Step 2 – Use audience profiling
Outline everything from gender, age, careers, family status and hobbies to answer the question: Who are we selling to? When users register with Athleat, it’s a good idea to collect a bit of information about them in order to tailor future marketing messages to their needs.
Step 3 – Decide on a message
What is the message we are putting across? In this case, Athleat wanted to deliver the message that a monthly meat box can help to make food preparation easier and more affordable.

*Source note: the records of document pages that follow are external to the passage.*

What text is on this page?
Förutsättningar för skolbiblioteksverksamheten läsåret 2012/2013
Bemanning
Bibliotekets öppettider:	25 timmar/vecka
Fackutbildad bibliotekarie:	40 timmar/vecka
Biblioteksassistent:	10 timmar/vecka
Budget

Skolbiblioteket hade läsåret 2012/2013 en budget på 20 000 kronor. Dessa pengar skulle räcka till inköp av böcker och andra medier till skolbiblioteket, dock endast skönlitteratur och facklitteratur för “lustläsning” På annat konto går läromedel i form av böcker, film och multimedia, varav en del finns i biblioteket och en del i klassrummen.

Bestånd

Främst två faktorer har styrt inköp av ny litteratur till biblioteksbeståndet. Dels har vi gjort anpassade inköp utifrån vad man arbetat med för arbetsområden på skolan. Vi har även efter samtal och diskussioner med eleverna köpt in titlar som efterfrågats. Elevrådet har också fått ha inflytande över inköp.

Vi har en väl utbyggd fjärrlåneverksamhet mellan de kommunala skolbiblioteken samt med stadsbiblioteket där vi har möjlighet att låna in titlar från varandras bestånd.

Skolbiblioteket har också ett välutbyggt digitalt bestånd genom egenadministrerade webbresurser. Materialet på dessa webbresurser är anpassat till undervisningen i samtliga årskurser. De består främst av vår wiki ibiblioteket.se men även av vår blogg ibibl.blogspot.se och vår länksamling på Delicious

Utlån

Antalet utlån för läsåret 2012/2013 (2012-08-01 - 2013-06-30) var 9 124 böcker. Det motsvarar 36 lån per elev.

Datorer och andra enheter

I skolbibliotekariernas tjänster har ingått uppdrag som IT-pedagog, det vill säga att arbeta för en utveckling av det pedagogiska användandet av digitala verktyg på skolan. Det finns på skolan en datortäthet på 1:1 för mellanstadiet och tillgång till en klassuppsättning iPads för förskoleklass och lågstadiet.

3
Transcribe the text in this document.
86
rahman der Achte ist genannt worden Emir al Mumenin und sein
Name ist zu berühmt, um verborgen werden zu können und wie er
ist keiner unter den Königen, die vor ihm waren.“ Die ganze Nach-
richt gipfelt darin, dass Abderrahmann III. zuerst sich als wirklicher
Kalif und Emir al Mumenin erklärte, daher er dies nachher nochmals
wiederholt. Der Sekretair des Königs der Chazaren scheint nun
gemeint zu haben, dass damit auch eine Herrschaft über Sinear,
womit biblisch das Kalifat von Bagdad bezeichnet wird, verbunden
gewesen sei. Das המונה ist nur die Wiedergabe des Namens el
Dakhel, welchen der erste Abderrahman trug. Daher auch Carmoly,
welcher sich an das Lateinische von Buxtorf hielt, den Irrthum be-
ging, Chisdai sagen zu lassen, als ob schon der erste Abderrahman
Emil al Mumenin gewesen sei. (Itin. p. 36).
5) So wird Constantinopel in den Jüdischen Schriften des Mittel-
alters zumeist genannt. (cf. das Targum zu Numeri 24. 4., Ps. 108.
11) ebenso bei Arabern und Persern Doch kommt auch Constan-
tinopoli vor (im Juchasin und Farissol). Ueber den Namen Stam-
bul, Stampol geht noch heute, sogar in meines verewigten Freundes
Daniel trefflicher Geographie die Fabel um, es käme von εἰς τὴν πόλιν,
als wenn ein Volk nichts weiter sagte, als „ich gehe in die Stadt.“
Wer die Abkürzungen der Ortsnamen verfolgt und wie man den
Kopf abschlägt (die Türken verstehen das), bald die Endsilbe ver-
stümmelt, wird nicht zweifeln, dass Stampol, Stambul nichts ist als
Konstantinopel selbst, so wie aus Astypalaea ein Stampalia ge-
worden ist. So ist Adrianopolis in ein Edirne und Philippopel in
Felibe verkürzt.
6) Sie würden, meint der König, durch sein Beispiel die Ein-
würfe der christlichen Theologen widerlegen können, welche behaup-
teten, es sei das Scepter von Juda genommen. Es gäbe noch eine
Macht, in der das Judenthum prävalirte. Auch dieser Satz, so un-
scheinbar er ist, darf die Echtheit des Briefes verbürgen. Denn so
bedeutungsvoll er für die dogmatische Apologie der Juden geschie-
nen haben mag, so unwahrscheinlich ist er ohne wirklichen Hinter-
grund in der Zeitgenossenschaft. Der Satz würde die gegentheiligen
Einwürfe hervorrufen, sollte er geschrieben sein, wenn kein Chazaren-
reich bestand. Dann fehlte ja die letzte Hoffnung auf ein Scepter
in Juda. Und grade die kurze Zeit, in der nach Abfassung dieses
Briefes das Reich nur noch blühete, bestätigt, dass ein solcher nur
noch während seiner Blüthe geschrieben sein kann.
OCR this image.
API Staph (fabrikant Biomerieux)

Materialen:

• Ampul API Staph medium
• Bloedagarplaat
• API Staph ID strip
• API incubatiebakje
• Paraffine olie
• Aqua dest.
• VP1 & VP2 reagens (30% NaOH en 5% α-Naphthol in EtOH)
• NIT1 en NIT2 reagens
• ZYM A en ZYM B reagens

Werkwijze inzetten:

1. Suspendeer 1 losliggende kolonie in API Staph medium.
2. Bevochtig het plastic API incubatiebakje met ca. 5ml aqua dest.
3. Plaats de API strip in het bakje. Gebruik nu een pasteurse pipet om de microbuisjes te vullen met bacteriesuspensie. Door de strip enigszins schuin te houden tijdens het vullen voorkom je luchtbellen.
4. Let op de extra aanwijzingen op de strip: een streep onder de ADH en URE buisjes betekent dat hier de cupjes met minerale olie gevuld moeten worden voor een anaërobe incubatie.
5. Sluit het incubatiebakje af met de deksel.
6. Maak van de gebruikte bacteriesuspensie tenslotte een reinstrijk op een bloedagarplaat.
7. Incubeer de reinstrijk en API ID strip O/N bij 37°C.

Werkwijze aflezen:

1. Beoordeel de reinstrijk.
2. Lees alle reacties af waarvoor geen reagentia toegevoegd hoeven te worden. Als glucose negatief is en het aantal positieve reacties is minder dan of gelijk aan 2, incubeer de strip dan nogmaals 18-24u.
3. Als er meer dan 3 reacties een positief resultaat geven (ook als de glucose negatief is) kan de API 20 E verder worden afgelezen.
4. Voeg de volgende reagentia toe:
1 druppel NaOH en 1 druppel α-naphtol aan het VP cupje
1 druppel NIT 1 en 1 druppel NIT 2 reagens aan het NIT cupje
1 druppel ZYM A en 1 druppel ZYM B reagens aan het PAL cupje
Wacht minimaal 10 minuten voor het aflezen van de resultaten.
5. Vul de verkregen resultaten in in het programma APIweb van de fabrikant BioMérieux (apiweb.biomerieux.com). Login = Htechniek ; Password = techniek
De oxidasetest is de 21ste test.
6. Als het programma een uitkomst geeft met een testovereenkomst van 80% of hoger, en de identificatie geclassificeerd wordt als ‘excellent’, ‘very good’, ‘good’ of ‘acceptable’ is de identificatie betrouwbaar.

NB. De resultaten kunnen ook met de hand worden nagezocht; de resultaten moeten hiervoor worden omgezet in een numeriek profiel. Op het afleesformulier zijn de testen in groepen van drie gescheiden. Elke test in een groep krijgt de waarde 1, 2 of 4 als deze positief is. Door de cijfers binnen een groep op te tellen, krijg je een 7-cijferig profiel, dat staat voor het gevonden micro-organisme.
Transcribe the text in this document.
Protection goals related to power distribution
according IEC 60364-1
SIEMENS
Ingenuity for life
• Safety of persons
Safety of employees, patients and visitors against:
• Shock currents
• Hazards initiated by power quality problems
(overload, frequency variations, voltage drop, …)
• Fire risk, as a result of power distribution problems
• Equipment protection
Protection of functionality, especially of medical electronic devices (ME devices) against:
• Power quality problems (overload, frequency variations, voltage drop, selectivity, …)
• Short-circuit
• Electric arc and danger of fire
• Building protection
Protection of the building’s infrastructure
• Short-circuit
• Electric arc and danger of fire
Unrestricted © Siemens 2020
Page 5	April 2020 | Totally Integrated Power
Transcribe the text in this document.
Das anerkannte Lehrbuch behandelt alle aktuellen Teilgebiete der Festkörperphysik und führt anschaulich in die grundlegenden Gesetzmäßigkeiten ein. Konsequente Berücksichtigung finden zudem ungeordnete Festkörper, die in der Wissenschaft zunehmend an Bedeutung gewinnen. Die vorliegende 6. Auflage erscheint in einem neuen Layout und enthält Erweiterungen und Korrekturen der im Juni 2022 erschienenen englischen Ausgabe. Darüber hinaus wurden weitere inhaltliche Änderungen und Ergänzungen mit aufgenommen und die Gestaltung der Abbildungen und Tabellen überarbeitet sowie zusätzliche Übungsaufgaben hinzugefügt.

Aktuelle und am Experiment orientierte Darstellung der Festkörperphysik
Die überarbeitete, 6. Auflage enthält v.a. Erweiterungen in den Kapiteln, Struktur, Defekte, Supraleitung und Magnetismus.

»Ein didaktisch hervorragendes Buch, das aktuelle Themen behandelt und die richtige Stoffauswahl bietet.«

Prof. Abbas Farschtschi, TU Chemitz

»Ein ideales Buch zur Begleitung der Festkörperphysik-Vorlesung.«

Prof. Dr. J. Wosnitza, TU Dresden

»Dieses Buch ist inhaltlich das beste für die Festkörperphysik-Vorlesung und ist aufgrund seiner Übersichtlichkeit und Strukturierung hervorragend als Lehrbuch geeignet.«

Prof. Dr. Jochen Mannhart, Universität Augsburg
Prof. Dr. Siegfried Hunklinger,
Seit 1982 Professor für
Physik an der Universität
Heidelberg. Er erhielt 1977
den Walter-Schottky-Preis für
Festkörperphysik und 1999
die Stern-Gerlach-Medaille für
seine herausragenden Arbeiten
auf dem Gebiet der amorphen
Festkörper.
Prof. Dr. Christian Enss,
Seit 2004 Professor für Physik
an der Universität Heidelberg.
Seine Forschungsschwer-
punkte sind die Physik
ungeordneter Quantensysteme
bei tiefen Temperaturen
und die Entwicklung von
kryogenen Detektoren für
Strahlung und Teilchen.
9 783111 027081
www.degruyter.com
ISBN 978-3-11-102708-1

Step 4 – Distribute the message
How will this message reach your audience? Again, using a segmented email distribution list would have helped to ensure that the “Fighting the Fat People Within” message was only served to those who would find it humorous.
Step 5 – Measure
Once the plan is in place, they should apply measureable actions to consistently evaluate performance. They should then adjust the plan accordingly to ensure their goals are always being met.
Appears like a pretty solid plan to me. Simple too. So there you have it. Let’s create a dialogue on food and health that is not based on guilt, self loathing, depravation and all that heavy, sticky psychological mess. How about a conversation based on fun, enjoyment, vitality, possibility, sensuality, taste sensation, and long term health? I know which one I’d prefer. How about you?